Apples U2-Coup ist ein Weckruf an die Musikindustrie
500 Millionen Apple-Kunden bekommen die neue Platte von U2 kostenlos. Dieser Marketing-Coup lässt die Musikindustrie erbeben, denn er läutet ein ganz neues Zeitalter ein, meint Tarik Ahmia. In Zukunft wird es nicht mehr um Tonträger gehen.
Prince war also doch kein Spinner: Sieben Jahre ist es her, dass der US-Sänger sein neues Album gratis einer britischen Tageszeitung beilegen ließ. Prince Label Sony Music war darüber so empört, dass es sich anschließend weigerte, das Album in England regulär zu veröffentlichen. Seitdem haben sich die Verhältnisse in der Musik-Branche einmal mehr grundlegend geändert und Prince steht heute als Visionär da.
Deshalb war das, was sich am Dienstagabend in Apples Hauptquartier in San Francisco abspielte, weit mehr als ein gelungener Marketing-Coup: U2s Entscheidung, sein komplettes, nagelneues Studioalbum an 500 Millionen Apple-Kunden zu verschenken, lässt die Musikindustrie erbeben. Tonträger, seit Jahrzehnten Brot und Butter der Branche, wurden nun auch ganz offiziell von einer der erfolgreichsten Rockbands der Welt zum reinen Marketing-Tool degradiert.
Fan-Nachwuchs für die alternden Rockstars
Gleichzeitig wurde noch nie so deutlich gemacht, dass ein Geschäftsmodell, das vor allem darauf aufbaut, Fans für die Songs zahlen lassen, keine Zukunft mehr hat. Die neue Währung ist auch in der Popindustrie die Aufmerksamkeit der Konsumenten. Was kann sich eine Band Besseres wünschen, als sein Album vor einem globalen Publikum vorzustellen? Für Bono und Kollegen ist der Apple-Coup in jeder Hinsicht ein Segen: Ihr Stern war schon schwer am Sinken, das letzte U2-Album verkaufte sich vergleichsweise schleppend.

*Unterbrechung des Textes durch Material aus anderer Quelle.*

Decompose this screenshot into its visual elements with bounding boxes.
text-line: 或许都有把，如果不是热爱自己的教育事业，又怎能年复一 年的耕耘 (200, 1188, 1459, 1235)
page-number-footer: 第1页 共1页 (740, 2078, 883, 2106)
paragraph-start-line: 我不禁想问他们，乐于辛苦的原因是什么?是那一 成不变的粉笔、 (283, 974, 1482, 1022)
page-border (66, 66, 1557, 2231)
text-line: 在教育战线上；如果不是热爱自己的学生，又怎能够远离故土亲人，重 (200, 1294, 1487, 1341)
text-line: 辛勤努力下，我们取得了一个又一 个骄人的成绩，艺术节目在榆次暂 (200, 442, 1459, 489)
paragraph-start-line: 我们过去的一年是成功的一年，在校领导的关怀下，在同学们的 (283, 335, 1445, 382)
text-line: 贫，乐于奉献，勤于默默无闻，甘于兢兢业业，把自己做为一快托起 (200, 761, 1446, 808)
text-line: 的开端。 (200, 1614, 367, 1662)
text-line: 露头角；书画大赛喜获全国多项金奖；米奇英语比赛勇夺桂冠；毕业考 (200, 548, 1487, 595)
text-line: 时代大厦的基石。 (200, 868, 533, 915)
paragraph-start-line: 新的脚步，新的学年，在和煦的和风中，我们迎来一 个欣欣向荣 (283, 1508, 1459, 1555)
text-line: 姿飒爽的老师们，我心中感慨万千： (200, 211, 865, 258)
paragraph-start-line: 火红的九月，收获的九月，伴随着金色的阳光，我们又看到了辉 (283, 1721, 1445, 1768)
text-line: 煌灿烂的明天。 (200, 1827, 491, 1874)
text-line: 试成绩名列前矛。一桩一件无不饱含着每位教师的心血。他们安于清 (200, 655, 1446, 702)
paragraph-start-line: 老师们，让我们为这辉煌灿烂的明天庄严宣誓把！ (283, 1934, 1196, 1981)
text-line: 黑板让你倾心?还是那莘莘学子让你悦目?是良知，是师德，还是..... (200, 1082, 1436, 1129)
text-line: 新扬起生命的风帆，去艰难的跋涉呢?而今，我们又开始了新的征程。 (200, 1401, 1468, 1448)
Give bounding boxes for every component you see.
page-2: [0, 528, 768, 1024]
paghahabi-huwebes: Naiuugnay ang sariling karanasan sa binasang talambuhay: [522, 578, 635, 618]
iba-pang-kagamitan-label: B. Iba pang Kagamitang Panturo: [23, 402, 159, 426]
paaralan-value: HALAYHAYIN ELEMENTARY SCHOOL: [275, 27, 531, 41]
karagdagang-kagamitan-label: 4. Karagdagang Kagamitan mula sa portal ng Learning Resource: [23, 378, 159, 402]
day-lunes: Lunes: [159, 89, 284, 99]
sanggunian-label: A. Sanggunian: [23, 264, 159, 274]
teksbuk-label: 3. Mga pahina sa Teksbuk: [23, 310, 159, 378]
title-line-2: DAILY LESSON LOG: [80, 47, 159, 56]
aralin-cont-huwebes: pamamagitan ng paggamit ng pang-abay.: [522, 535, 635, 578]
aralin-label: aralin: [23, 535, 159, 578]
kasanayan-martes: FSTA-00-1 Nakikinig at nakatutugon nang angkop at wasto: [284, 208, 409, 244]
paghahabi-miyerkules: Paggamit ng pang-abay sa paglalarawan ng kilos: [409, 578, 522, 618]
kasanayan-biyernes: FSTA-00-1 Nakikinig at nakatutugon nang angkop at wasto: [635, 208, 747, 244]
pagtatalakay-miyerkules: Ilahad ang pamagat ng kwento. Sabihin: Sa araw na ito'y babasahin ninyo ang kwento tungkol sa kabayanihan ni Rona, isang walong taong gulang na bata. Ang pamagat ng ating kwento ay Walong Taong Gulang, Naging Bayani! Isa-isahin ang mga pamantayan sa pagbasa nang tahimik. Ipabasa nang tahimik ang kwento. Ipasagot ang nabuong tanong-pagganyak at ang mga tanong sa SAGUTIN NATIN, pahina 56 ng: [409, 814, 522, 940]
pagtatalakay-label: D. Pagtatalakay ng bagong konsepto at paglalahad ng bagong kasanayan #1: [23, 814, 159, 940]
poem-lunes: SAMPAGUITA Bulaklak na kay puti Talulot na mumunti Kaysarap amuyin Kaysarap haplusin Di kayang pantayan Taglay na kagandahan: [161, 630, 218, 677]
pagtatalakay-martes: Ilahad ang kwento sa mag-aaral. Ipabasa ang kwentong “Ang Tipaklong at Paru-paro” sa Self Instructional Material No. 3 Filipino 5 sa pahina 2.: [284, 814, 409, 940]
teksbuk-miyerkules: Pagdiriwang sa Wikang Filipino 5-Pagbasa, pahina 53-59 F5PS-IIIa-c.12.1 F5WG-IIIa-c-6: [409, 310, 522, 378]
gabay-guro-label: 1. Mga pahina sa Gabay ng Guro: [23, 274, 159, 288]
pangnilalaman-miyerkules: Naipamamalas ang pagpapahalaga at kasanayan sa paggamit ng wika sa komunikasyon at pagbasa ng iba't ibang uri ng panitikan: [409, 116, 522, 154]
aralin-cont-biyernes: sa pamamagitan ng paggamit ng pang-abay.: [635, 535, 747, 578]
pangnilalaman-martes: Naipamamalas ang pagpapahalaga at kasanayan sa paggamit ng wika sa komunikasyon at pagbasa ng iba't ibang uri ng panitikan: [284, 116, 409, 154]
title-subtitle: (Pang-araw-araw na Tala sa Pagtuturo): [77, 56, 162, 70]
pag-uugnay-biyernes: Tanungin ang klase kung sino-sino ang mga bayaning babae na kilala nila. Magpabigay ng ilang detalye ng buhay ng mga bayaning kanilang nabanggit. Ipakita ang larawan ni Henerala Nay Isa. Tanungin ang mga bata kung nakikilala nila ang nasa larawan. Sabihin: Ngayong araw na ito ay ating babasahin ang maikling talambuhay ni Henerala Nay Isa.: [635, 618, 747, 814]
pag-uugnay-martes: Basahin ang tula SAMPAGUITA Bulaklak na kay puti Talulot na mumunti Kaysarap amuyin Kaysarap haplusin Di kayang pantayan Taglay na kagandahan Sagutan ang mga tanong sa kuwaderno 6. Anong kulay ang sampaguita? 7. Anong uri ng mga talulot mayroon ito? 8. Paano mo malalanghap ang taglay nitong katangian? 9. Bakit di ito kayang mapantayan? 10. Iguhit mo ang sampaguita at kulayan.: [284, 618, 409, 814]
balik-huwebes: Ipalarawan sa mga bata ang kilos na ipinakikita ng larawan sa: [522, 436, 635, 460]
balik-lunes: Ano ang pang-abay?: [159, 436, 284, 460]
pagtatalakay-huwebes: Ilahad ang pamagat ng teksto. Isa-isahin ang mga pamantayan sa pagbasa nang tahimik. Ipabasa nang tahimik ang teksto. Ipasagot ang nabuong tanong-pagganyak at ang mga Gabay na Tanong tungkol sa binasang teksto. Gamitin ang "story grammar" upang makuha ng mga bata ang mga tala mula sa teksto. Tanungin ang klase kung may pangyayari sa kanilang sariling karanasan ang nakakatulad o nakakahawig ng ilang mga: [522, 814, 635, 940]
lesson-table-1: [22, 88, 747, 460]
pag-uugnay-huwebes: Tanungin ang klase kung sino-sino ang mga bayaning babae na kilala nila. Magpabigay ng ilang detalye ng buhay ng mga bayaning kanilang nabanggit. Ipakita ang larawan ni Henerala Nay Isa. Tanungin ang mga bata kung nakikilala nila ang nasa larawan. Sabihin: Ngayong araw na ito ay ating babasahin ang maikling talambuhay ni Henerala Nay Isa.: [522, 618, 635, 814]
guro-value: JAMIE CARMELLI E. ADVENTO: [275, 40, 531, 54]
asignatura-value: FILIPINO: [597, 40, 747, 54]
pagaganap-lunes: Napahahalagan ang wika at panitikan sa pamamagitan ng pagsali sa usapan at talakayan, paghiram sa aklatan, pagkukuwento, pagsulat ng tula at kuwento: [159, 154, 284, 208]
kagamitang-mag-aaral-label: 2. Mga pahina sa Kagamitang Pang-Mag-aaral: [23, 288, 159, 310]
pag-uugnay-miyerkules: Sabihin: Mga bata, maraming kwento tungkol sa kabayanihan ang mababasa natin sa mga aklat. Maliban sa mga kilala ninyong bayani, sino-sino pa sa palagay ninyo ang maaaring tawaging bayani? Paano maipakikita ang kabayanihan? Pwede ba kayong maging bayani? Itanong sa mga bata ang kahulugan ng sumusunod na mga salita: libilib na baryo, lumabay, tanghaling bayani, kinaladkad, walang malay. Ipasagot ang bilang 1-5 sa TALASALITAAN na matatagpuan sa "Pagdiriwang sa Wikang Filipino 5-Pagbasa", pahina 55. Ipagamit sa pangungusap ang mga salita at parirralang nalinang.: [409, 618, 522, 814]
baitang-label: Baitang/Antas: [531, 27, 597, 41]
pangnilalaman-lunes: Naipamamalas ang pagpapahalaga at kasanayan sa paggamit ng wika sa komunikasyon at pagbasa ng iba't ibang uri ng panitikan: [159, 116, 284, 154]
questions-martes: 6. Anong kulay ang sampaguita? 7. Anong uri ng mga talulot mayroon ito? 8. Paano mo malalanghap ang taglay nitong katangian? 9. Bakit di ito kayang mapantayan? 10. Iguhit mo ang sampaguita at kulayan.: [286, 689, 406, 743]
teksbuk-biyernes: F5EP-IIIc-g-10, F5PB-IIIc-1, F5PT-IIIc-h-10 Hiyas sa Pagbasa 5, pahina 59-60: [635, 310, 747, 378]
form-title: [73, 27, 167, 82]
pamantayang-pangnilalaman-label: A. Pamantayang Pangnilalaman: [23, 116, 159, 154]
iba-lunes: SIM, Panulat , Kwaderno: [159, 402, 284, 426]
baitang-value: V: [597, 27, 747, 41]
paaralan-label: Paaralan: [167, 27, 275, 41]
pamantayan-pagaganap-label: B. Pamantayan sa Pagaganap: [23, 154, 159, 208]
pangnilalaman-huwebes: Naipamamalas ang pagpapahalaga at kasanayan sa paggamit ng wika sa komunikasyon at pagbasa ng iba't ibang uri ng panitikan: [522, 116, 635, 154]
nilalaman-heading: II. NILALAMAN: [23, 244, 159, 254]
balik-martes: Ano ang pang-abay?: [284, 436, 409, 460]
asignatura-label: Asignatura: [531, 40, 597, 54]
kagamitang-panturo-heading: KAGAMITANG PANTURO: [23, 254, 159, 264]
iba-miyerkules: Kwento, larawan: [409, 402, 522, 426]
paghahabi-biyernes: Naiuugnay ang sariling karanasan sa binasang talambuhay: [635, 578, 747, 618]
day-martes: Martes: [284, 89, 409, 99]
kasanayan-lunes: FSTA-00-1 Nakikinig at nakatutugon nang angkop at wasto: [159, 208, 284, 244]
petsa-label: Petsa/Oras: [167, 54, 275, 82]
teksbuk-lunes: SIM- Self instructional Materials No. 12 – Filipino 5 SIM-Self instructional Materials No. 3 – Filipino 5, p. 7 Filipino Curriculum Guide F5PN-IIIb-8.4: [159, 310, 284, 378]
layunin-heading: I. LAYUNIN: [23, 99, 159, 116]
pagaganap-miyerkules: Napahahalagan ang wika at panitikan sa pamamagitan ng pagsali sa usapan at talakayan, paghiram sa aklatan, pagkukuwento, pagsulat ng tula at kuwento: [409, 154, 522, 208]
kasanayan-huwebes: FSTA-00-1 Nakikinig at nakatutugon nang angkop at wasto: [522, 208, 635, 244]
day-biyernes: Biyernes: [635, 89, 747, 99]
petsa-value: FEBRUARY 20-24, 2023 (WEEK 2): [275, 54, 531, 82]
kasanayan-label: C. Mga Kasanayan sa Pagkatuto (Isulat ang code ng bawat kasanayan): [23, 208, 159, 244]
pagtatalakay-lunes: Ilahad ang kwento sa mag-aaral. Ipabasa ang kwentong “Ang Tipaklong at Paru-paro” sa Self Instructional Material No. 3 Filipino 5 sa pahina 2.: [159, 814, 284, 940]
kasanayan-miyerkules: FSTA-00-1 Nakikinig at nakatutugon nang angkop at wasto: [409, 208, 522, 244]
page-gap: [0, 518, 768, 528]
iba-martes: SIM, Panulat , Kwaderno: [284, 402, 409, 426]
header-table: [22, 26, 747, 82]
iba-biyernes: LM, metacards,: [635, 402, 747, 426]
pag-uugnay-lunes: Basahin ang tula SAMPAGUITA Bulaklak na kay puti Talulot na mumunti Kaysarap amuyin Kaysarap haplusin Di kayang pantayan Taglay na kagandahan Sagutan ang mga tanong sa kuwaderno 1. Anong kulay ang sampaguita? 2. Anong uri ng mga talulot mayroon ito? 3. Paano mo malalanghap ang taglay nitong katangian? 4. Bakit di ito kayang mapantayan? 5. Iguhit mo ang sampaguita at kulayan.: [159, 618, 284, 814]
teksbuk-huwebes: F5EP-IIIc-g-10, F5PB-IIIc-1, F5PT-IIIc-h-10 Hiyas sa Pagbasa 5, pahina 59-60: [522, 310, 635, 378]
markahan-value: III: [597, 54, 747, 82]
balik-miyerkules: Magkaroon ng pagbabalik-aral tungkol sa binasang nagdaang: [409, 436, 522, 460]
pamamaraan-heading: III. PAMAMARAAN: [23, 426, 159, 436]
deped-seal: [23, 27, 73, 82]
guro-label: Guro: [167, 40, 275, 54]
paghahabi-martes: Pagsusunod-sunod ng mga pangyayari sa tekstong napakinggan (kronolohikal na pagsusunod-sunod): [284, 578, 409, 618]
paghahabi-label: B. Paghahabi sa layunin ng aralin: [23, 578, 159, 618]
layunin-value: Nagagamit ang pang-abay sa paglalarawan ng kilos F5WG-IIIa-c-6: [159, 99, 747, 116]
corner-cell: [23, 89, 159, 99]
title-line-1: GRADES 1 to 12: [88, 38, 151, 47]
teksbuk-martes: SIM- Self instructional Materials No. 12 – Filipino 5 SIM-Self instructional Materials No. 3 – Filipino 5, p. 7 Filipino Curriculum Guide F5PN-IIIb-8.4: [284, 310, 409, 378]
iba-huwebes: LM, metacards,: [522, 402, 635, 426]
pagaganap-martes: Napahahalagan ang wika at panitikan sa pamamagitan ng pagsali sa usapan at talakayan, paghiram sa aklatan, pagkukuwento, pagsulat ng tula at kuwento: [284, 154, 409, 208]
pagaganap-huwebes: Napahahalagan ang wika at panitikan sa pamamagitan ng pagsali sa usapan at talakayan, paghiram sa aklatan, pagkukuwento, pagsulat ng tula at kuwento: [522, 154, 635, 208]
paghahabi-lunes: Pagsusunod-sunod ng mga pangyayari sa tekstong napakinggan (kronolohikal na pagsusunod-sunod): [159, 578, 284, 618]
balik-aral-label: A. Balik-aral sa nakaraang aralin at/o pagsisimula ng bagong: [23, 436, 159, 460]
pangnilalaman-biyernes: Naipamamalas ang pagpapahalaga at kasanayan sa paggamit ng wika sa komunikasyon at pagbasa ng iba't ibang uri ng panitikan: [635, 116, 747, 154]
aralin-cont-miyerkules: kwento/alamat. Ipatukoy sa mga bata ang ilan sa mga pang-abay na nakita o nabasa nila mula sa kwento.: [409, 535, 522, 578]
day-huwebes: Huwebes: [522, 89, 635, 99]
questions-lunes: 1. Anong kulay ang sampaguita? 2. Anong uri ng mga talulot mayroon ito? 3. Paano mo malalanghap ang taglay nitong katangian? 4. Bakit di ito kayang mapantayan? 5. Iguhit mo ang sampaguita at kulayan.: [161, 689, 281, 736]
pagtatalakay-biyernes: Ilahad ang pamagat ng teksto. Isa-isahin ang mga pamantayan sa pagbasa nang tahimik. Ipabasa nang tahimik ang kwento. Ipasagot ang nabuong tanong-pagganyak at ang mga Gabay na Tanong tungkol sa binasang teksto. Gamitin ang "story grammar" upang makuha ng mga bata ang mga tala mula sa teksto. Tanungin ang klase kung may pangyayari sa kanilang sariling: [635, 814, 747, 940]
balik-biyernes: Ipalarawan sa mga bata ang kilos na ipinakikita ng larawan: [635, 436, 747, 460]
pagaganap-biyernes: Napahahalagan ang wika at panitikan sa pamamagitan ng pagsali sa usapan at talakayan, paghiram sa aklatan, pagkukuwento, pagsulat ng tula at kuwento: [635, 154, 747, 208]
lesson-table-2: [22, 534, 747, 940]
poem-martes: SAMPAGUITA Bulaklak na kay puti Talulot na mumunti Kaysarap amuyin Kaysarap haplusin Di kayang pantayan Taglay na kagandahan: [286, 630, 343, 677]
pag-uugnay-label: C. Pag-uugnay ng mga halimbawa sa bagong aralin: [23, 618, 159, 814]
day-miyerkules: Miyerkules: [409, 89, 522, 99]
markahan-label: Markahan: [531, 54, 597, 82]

U2 sonnen sich nun im neuen Glanz und kassieren dabei ordentlich: Apple zahlt der Band eine ungenannte Millionensumme für das Album und macht die Iren zum Teil seiner globalen 100 Millionen Dollar-Werbekampagne. 500 Millionen iTunes-Kunden, die das Album nun auf ihrer Playlist vorfinden, werden den alternden Rockern den dringend benötigten Fan-Nachwuchs bescheren und ganz sicher für volle Stadien bei der nächsten Welttournee sorgen.
Weckruf für die Branche
Der Coup war ein Weckruf für die Teile der Musik-Branche, die noch immer trotz Aussichtslosigkeit versuchen, sich an alte Pfründe zu klammern und das digitale Zeitalter mit Hilfe von Anwälten zu stoppen.
Für alle anderen, die mit Musik in Zukunft Geld verdienen wollen, sollte spätestens jetzt klar sein, dass sie sich von alten Gewohnheiten endgültig verabschieden müssen. Wer in diesem Geschäft langfristig überleben will, muss den Balanceakt hinbekommen, neue Bündnispartner zu finden, ohne den totalen künstlerischen Ausverkauf zu betreiben. Ob U2 das gelingt, wird sich zeigen.